Eso hace por nosotros
el amor: rescata al mundo de la indiferencia (y a cada cual de su propio laberinto
solitario) y lo llena de sentido. Y para eso hay que salir al mundo y amarlo,
es decir, olvidarse por un momento de uno mismo, reconocer el centro del
universo fuera y girar, mansa y silenciosamente, en torno a él.
La meditación es una
práctica de atención que ejerce el mismo efecto: sacarnos de la cháchara mental
y provocar un estado de pura presencia. Su camino parece contrario al del amor,
y en cierto modo lo es: el amor es apego, es profusión de significados; la
meditación, en cambio, se basa en no implicarse con los movimientos de la mente
y del afecto, busca el desapego y el vacío. Sin embargo, esa aparente
diferencia desaparece si miramos con detalle: tanto el amor como la meditación
nos sacan de nosotros mismos, de nuestro pensamiento atiborrado y compulsivo.

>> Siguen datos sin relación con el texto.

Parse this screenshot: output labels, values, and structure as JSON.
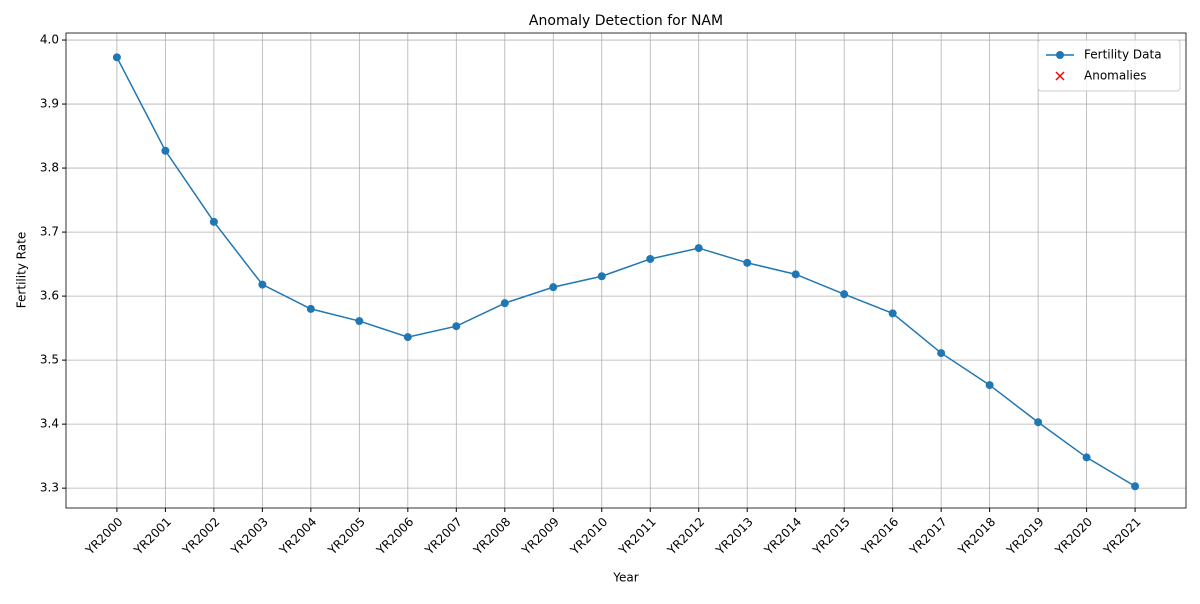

Así que lo que necesitamos es pensar un poco menos en
nosotros mismos. Sea pasando un rato con la pareja, con los hijos o con un
amigo, sin objeto, por el mero hecho de estar y sentirse estando; sea
escuchando música o leyendo un libro; sea entregándonos a una actividad grata y
entretenida; sea dando un paseo o practicando meditación: eso que los
psicólogos han llamado “estado de flujo”, no es más que el gozo de salir de uno
mismo y encandilarse con la maravilla del mero existir. Dejémonos estar un
rato: al fin y al cabo, ya nos tenemos demasiado vistos. Ahí reside el sosiego
y la satisfacción, ahí reside la felicidad.